What makes a Top Geek? Visitors granted that accolade to Mark Hurd's implementation in DotLisp:
(def-macro (prnf f &rest r)
`(Console:WriteLine ~f (vector-of Object. ~@r)))
(for (i 99) (> i 0) (-- i)
(prnf "{0} bottle{1} of beer on the wall
{0} bottle{1} of beer
take {2} down and pass it around
{3} bottle{4} of beer on the wall\r\n"
i
(if (== i 1) "" "s")
(if (== i 1) "it" "one")
(if (== i 1) "no more" (- i 1))
(if (== i 2) "" "s")))
They also liked an anonymous contributor's WordPerfect for Macintosh macro:
Assign (Var01;99)
Repeat
Type Var (Var01)
Type ( bottles of beer on the wall. )
Type Var (Var01)
Type ( bottles of beer. )
Type (Take one down, pass it around. )
Assign (Var01;Var01-1)
Type Var (Var01)
Type ( bottles of beer on the wall.)
Hard Return
Until (Var01=0)
But the ultimate Top Geek award in ratings so far went to Andrew Savige, whose incredible Perl script actually looks like a line of beer bottles.
Aside from being a heck of a lot of fun, 99 Bottles of Beer shows ways of writing code that most of us have never dreamed of, and demonstrates how different programming languages can be.

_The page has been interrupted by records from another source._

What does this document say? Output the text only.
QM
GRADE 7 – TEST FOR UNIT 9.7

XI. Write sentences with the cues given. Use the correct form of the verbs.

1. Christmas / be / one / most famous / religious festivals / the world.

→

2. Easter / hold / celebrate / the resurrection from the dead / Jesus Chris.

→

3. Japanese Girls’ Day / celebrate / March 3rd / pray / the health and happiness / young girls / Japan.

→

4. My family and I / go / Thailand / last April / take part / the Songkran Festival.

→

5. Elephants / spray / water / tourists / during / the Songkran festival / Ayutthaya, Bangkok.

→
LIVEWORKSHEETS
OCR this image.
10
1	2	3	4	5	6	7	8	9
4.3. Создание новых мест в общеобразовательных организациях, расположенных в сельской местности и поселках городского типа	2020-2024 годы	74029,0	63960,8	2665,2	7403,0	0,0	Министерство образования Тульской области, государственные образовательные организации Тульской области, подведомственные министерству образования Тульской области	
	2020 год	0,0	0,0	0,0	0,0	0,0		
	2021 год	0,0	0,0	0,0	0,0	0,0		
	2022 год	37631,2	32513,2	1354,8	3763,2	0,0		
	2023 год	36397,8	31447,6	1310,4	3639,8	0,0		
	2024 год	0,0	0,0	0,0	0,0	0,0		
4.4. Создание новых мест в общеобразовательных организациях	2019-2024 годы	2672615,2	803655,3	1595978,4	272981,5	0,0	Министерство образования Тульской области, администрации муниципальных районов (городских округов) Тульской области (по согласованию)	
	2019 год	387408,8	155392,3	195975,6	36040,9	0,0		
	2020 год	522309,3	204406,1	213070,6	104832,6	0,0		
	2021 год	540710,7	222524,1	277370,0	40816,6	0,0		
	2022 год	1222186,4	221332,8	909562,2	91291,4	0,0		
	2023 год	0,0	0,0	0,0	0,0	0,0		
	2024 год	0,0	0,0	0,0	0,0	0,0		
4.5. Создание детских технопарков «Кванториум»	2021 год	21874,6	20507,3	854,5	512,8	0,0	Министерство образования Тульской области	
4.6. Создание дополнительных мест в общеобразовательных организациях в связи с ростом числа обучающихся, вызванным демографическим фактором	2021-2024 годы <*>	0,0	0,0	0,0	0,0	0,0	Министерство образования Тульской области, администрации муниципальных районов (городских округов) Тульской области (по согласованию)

Some variations are a few lines long, while others take dozens of lines of code to do the same thing (then there's the outrageous — but long — singing version in Builder, and the "Chef" version that is actually a recipe for beer).
Despite there being 864 languages already represented, the site team is looking for more. If, after exploring, you find an omission, write your own beer loop and submit it at http://www.99-bottles-of-beer.net/submitnewlanguage.html.
It's not as — er — intoxicating as the real thing, but it's easier on the liver.